Look at that! Does anybody remember the last time anything on this list even moved, much less got read? Sigh. Well, the summer’s oyung yet…

  1. The Little Book (by Selden Edwards) – Mount TBR
  2. Netherland (by Joseph O’Neill) – Mount TBR
  3. Atonement (by Ian McEwan) – Mount TBR
  4. Emma (by Jane Austen) – Back to the Classics; Mount TBR
  5. The Royal Road to Fotheringhay (by Jean Plaidy) – Mount TBR
  6. Pest Control (by Bill Hughes) – What’s in a Name?

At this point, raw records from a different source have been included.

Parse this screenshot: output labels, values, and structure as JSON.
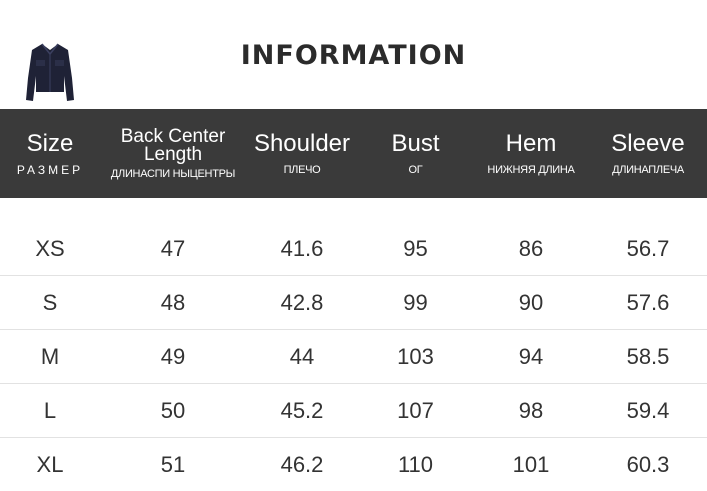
{
  "title": "INFORMATION",
  "product_icon": "denim-jacket-icon",
  "colors": {
    "header_bg": "#3a3a3a",
    "jacket": "#1f2236"
  },
  "headers": [
    {
      "en": "Size",
      "ru": "РАЗМЕР"
    },
    {
      "en": "Back Center Length",
      "ru": "ДЛИНАСПИ НЫЦЕНТРЫ"
    },
    {
      "en": "Shoulder",
      "ru": "ПЛЕЧО"
    },
    {
      "en": "Bust",
      "ru": "ОГ"
    },
    {
      "en": "Hem",
      "ru": "НИЖНЯЯ ДЛИНА"
    },
    {
      "en": "Sleeve",
      "ru": "ДЛИНАПЛЕЧА"
    }
  ],
  "rows": [
    [
      "XS",
      "47",
      "41.6",
      "95",
      "86",
      "56.7"
    ],
    [
      "S",
      "48",
      "42.8",
      "99",
      "90",
      "57.6"
    ],
    [
      "M",
      "49",
      "44",
      "103",
      "94",
      "58.5"
    ],
    [
      "L",
      "50",
      "45.2",
      "107",
      "98",
      "59.4"
    ],
    [
      "XL",
      "51",
      "46.2",
      "110",
      "101",
      "60.3"
    ]
  ]
}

Challenge #5
  7. The Religion (by Tim Willocks) – Mount TBR
  8. The Time Traveler’s Wife (by Audrey Neffenegger) – Mount TBR
  9. The Age of Innocence (by Edith Wharton)
  10. Sea of Poppies (by Amitav Ghosh)

AUDIO

I had a couple of false starts this week: I began listening to Packing for Mars: The Curious Science of Life in the Void (by Mary Roach; narrated by Sandra Burr) and couldn’t make it past the first CD. It’s a non-fiction book about all the technical and pragmatic considerations that must be made for astronauts who spend any amount of time in space. The narrator just destroyed the book: She was so neutral that she bordered on monotone; gave no shape to the text (she just moved from one section to the next without indicating that she had realized that the topic had changed) and; she read all the footnotes (introducing each with the word “note” and ending each with the word(s) “end-note”) without regard to the flow of the narrative. Also, a sense of humor might have helped. The book has a faintly quirky feel to it; but it’s pretty much buried in the narrator’s interpretative style. One day I may get back to the book… in print; but for now I’ve got a gazillion other titles lined up. I had picked the audio up only because I was interested in joining an online discussion about it; but I’ve got to move on.

I then started listening to The Eleventh Plague (by Jeff Hirsch; narrated by Dan Bittner.) It’s a YA title that actually sounded promising. I then somehow managed to delete it from my iTunes and iPod. I think I meant to delete Pinned (by Alfred C. Martino; narrated by Mark Shanahan) when I decided I didn’t want to participate in the SYNC listening program; but deleted The Eleventh Hour instead 😦

Anyway, purchased and dnloaded A Discovery of Witches (by Deborah Harkness; narrated by Jennifer Ikeda) and the story’s very interesting. It’s about a witch who inadvertently calls up a spell-bound book from the stacks at the Bodleian library… The narrator has a nice voice; but her pronunciations are suspect (She pronounces Magdalene as “MAG-duh-lin” instead of “Maud-lyn.” Now I wonder what else she may be mis-pronouncing; but I’m too lazy to go check the OED every
time a suspect word pops up.) and her accents aren’t great; but I’ll finish the audio barring any mishap. That said, Il’l probably read the upcoming sequel in print.

  1. Vacation (by Matthew Costello; narrated by Peter Macon)
  2. The Bone House (by Brian Freeman; narrated by Joe Barrett) – Thriller/Suspense
  3. Silent Scream (by Karen Rose; narrated by Marguerite Gavin) – Thriller/Suspense
  4. My Dog Tulip (by J.R. Ackerley; narrated by Ralph Cosham) – Biography/Memoir
  5. The 4% Universe (by Richard Penak; narrated by Ray Porter) – Non-Fiction
  6. My Korean Deli (by Ben Ryder Howe; narrated by Bronson Pinchot) – Non-Fiction
  7. The 13-1/2 Lives of Captain Bluebear (by Walter Moers; narrated by Bronson Pinchot) – Fantasy
  8. Rumo and His Miraculous Adventures (by Walter Moers; narrated by Bronson Pinchot) – Fantasy
  9. Wolf Hall (by Hillary Mantel; narrated by Simon Slater)
  10. Passage to Power (by Robert Caro; narrated by Grover Gardner)

BTW, I am seriously thinking about moving this feature over to my regular blog. I love the ease of tumblr, but the feature may get more attention over on the blogger site. I still haven’t decided, so if you have an opinion, please do share!